Question  Is exposure to thiopurines and anti–tumor necrosis factor (TNF) agents, used alone or in combination, associated with an increased risk of lymphoma in patients with inflammatory bowel disease (IBD)?

Findings  In this cohort study of 189 289 patients with IBD, the risk of incident lymphoma was significantly higher in patients exposed to thiopurine monotherapy, anti-TNF monotherapy, or combination therapy compared with those who were unexposed. The risk was higher in patients exposed to combination therapy compared with thiopurine or anti-TNF monotherapy.

Meaning  The use of thiopurine monotherapy or anti-TNF monotherapy in patients with IBD was associated with a small but statistically significant increased risk of lymphoma, and this risk was higher with combination therapy than with each of these treatments used alone.

Abstract

Importance  An increased risk of lymphoma has been reported among patients receiving thiopurines for inflammatory bowel disease (IBD). The risk of lymphoma associated with anti–tumor necrosis factor (TNF) agents either alone or in combination with thiopurines is uncertain.

Objective  To assess the risk of lymphoma associated with thiopurines and anti-TNF agents, used alone or in combination, for the management of IBD.

Design, Setting, and Participants  Nationwide cohort study based on French National Health Insurance databases. Patients aged 18 years or older identified with IBD were included from January 1, 2009, through December 31, 2013, and followed up until December 31, 2015.
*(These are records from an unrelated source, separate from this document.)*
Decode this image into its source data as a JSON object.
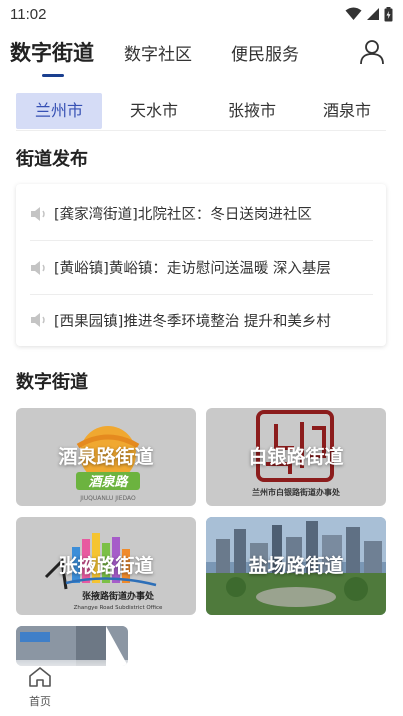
{
  "status_bar": {
    "time": "11:02"
  },
  "top_tabs": [
    {
      "label": "数字街道",
      "active": true
    },
    {
      "label": "数字社区",
      "active": false
    },
    {
      "label": "便民服务",
      "active": false
    }
  ],
  "cities": [
    {
      "label": "兰州市",
      "active": true
    },
    {
      "label": "天水市",
      "active": false
    },
    {
      "label": "张掖市",
      "active": false
    },
    {
      "label": "酒泉市",
      "active": false
    }
  ],
  "news_section": {
    "title": "街道发布",
    "items": [
      "[龚家湾街道]北院社区：冬日送岗进社区",
      "[黄峪镇]黄峪镇：走访慰问送温暖 深入基层",
      "[西果园镇]推进冬季环境整治 提升和美乡村"
    ]
  },
  "digital_section": {
    "title": "数字街道",
    "cards": [
      {
        "label": "酒泉路街道",
        "sub": "JIUQUANLU JIEDAO",
        "logo_text": "酒泉路"
      },
      {
        "label": "白银路街道",
        "sub": "兰州市白银路街道办事处"
      },
      {
        "label": "张掖路街道",
        "sub": "张掖路街道办事处",
        "sub_en": "Zhangye Road Subdistrict Office"
      },
      {
        "label": "盐场路街道"
      }
    ]
  },
  "bottom_nav": {
    "home_label": "首页"
  },
  "colors": {
    "accent": "#1a3f8f",
    "city_active_bg": "#d5dcf6",
    "city_active_text": "#3650b4"
  }
}
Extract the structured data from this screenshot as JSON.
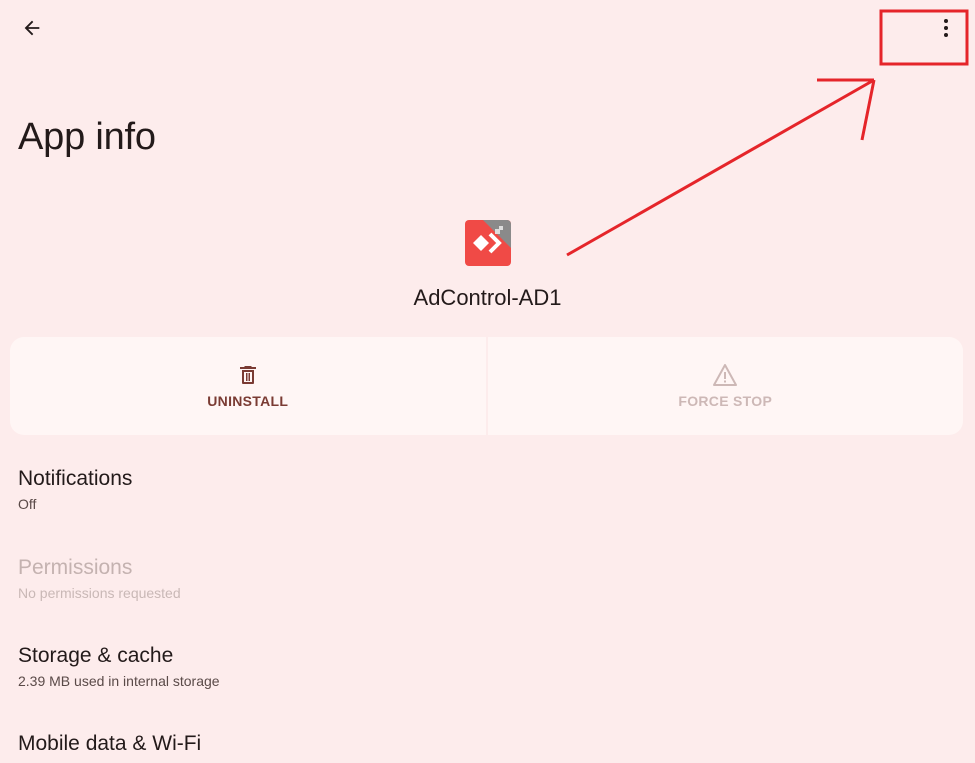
{
  "toolbar": {
    "back_icon": "arrow-left-icon",
    "overflow_icon": "more-vert-icon"
  },
  "page": {
    "title": "App info"
  },
  "app": {
    "name": "AdControl-AD1",
    "icon_colors": [
      "#F04A46",
      "#8A8A8A"
    ]
  },
  "actions": {
    "uninstall": {
      "label": "UNINSTALL",
      "icon": "trash-icon"
    },
    "force_stop": {
      "label": "FORCE STOP",
      "icon": "warning-icon"
    }
  },
  "settings": {
    "notifications": {
      "title": "Notifications",
      "summary": "Off"
    },
    "permissions": {
      "title": "Permissions",
      "summary": "No permissions requested"
    },
    "storage": {
      "title": "Storage & cache",
      "summary": "2.39 MB used in internal storage"
    },
    "mobile_data": {
      "title": "Mobile data & Wi-Fi"
    }
  },
  "colors": {
    "background": "#FDECEC",
    "button_bg": "#FFF6F5",
    "uninstall_accent": "#7A3B33",
    "disabled_text": "#CDB8B6",
    "annotation_red": "#E5252A"
  }
}
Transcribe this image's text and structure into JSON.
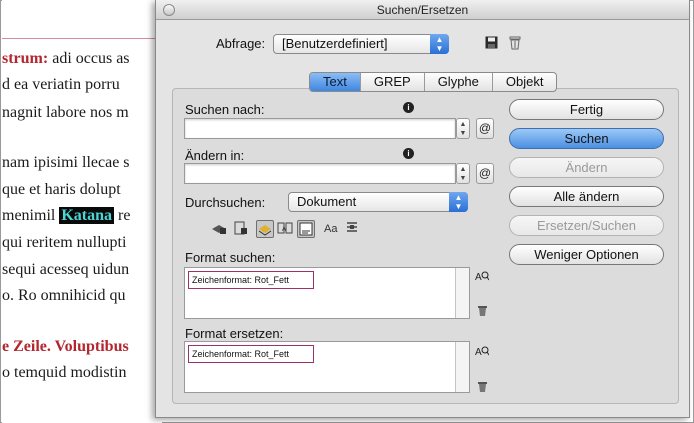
{
  "document": {
    "lines": [
      {
        "bold_red": "strum:",
        "rest": " adi occus as"
      },
      {
        "text": "d ea veriatin porru"
      },
      {
        "text": "nagnit labore nos m"
      },
      {
        "text": "nam ipisimi llecae s"
      },
      {
        "text": "que et haris dolupt"
      },
      {
        "before": "menimil ",
        "highlight": "Katana",
        "after": " re"
      },
      {
        "text": "qui reritem nullupti"
      },
      {
        "text": "sequi acesseq uidun"
      },
      {
        "text": "o. Ro omnihicid qu"
      },
      {
        "bold_red": "e Zeile. Voluptibus",
        "rest": ""
      },
      {
        "text": "o temquid modistin"
      }
    ]
  },
  "dialog": {
    "title": "Suchen/Ersetzen",
    "query_label": "Abfrage:",
    "query_value": "[Benutzerdefiniert]",
    "tabs": [
      {
        "label": "Text",
        "active": true
      },
      {
        "label": "GREP",
        "active": false
      },
      {
        "label": "Glyphe",
        "active": false
      },
      {
        "label": "Objekt",
        "active": false
      }
    ],
    "find_label": "Suchen nach:",
    "find_value": "",
    "change_label": "Ändern in:",
    "change_value": "",
    "search_label": "Durchsuchen:",
    "search_value": "Dokument",
    "option_case": "Aa",
    "format_find_label": "Format suchen:",
    "format_find_value": "Zeichenformat: Rot_Fett",
    "format_change_label": "Format ersetzen:",
    "format_change_value": "Zeichenformat: Rot_Fett",
    "buttons": {
      "done": "Fertig",
      "find": "Suchen",
      "change": "Ändern",
      "change_all": "Alle ändern",
      "change_find": "Ersetzen/Suchen",
      "fewer": "Weniger Optionen"
    },
    "colors": {
      "accent": "#4b8fe2",
      "highlight_border": "#a0306b",
      "doc_red": "#b3262e"
    }
  }
}
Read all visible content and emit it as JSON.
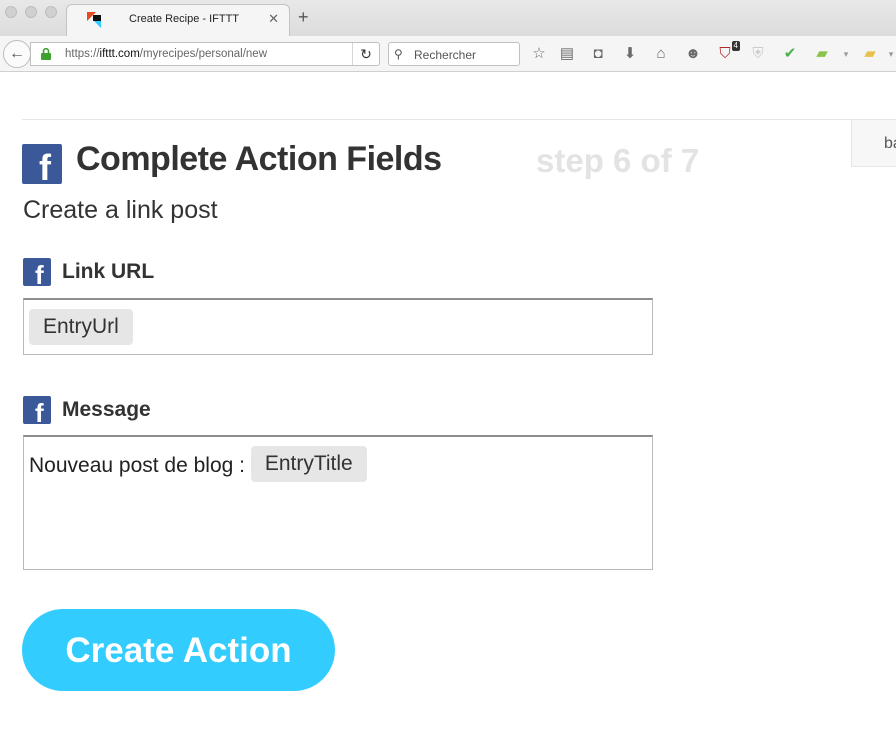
{
  "browser": {
    "tab_title": "Create Recipe - IFTTT",
    "tab_close": "✕",
    "new_tab": "+",
    "url_prefix": "https://",
    "url_domain": "ifttt.com",
    "url_path": "/myrecipes/personal/new",
    "search_placeholder": "Rechercher",
    "ublock_badge": "4"
  },
  "page": {
    "title": "Complete Action Fields",
    "step": "step 6 of 7",
    "subtitle": "Create a link post",
    "side_tab_label": "ba",
    "channel_icon": "f",
    "fields": [
      {
        "label": "Link URL",
        "ingredient": "EntryUrl"
      },
      {
        "label": "Message",
        "prefix_text": "Nouveau post de blog : ",
        "ingredient": "EntryTitle"
      }
    ],
    "submit_label": "Create Action"
  },
  "colors": {
    "facebook_blue": "#3b5998",
    "button_cyan": "#33ccff",
    "step_gray": "#e3e3e3"
  }
}
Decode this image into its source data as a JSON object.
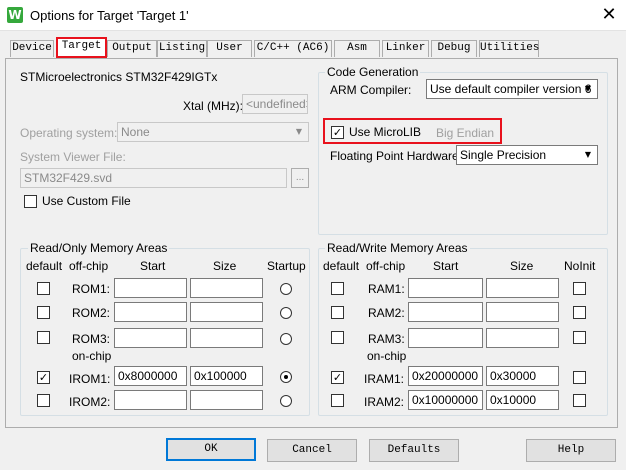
{
  "window": {
    "title": "Options for Target 'Target 1'",
    "app_icon": "W"
  },
  "tabs": [
    "Device",
    "Target",
    "Output",
    "Listing",
    "User",
    "C/C++ (AC6)",
    "Asm",
    "Linker",
    "Debug",
    "Utilities"
  ],
  "active_tab": "Target",
  "device": {
    "name": "STMicroelectronics STM32F429IGTx"
  },
  "xtal": {
    "label": "Xtal (MHz):",
    "value": "<undefined>"
  },
  "os": {
    "label": "Operating system:",
    "value": "None"
  },
  "svd": {
    "label": "System Viewer File:",
    "value": "STM32F429.svd",
    "browse": "..."
  },
  "custom_file": {
    "label": "Use Custom File",
    "checked": false
  },
  "codegen": {
    "title": "Code Generation",
    "compiler_label": "ARM Compiler:",
    "compiler_value": "Use default compiler version 6",
    "microlib_label": "Use MicroLIB",
    "microlib_checked": true,
    "big_endian": "Big Endian",
    "fpu_label": "Floating Point Hardware:",
    "fpu_value": "Single Precision"
  },
  "rom_group": {
    "title": "Read/Only Memory Areas",
    "headers": {
      "default": "default",
      "offchip": "off-chip",
      "start": "Start",
      "size": "Size",
      "startup": "Startup"
    },
    "onchip_label": "on-chip",
    "rows": [
      {
        "label": "ROM1:",
        "checked": false,
        "start": "",
        "size": "",
        "selected": false
      },
      {
        "label": "ROM2:",
        "checked": false,
        "start": "",
        "size": "",
        "selected": false
      },
      {
        "label": "ROM3:",
        "checked": false,
        "start": "",
        "size": "",
        "selected": false
      },
      {
        "label": "IROM1:",
        "checked": true,
        "start": "0x8000000",
        "size": "0x100000",
        "selected": true
      },
      {
        "label": "IROM2:",
        "checked": false,
        "start": "",
        "size": "",
        "selected": false
      }
    ]
  },
  "ram_group": {
    "title": "Read/Write Memory Areas",
    "headers": {
      "default": "default",
      "offchip": "off-chip",
      "start": "Start",
      "size": "Size",
      "noinit": "NoInit"
    },
    "onchip_label": "on-chip",
    "rows": [
      {
        "label": "RAM1:",
        "checked": false,
        "start": "",
        "size": "",
        "noinit": false
      },
      {
        "label": "RAM2:",
        "checked": false,
        "start": "",
        "size": "",
        "noinit": false
      },
      {
        "label": "RAM3:",
        "checked": false,
        "start": "",
        "size": "",
        "noinit": false
      },
      {
        "label": "IRAM1:",
        "checked": true,
        "start": "0x20000000",
        "size": "0x30000",
        "noinit": false
      },
      {
        "label": "IRAM2:",
        "checked": false,
        "start": "0x10000000",
        "size": "0x10000",
        "noinit": false
      }
    ]
  },
  "buttons": {
    "ok": "OK",
    "cancel": "Cancel",
    "defaults": "Defaults",
    "help": "Help"
  },
  "symbols": {
    "check": "✓",
    "close": "✕",
    "dropdown": "▼"
  },
  "colors": {
    "highlight": "#e8111c",
    "default_button": "#0078d7"
  }
}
Exposures  At each time of the follow-up, patients were categorized as being exposed to thiopurine monotherapy, anti-TNF monotherapy, or combination therapy, or being unexposed.

Main Outcomes and Measures  The primary outcome was incident lymphoma.

Results  Among the 189 289 patients included (54% women; median age, 43 years [interquartile range, 32-56 years]) and followed up for a median of 6.7 years, 123 069 were never exposed during follow-up, 50 405 were exposed to thiopurine monotherapy, 30 294 to anti-TNF monotherapy, and 14 229 to combination therapy. Overall, 336 lymphoma cases occurred: 220 in unexposed patients (incidence rate [IR] per 1000 person-years, 0.26; 95% CI, 0.23-0.29), 70 in patients exposed to thiopurine monotherapy (IR, 0.54; 95% CI, 0.41-0.67), 32 in patients exposed to anti-TNF monotherapy (IR, 0.41; 95% CI, 0.27-0.55), and 14 in patients exposed to combination therapy (IR, 0.95; 95% CI, 0.45-1.45). In a multivariable Cox model, compared with unexposed patients, the risk of lymphoma was higher among those exposed to thiopurine monotherapy (adjusted hazard ratio [aHR], 2.60; 95% CI, 1.96-3.44; P < .001), anti-TNF monotherapy (aHR, 2.41; 95% CI, 1.60-3.64; P < .001), or combination therapy (aHR, 6.11; 95% CI, 3.46-10.8; P < .001). The risk was higher in patients exposed to combination therapy vs those exposed to thiopurine monotherapy (aHR, 2.35; 95% CI, 1.31-4.22; P < .001) or anti-TNF monotherapy (aHR, 2.53; 95% CI, 1.35-4.77; P < .001).

Conclusions and Relevance  Among adults with IBD, the use of thiopurine monotherapy or anti-TNF monotherapy was associated with a small but statistically significant increased risk of lymphoma compared with exposure to neither medication, and this risk was higher with combination therapy than with each of these treatments used alone. These findings may inform decisions regarding the benefits and risks of treatment.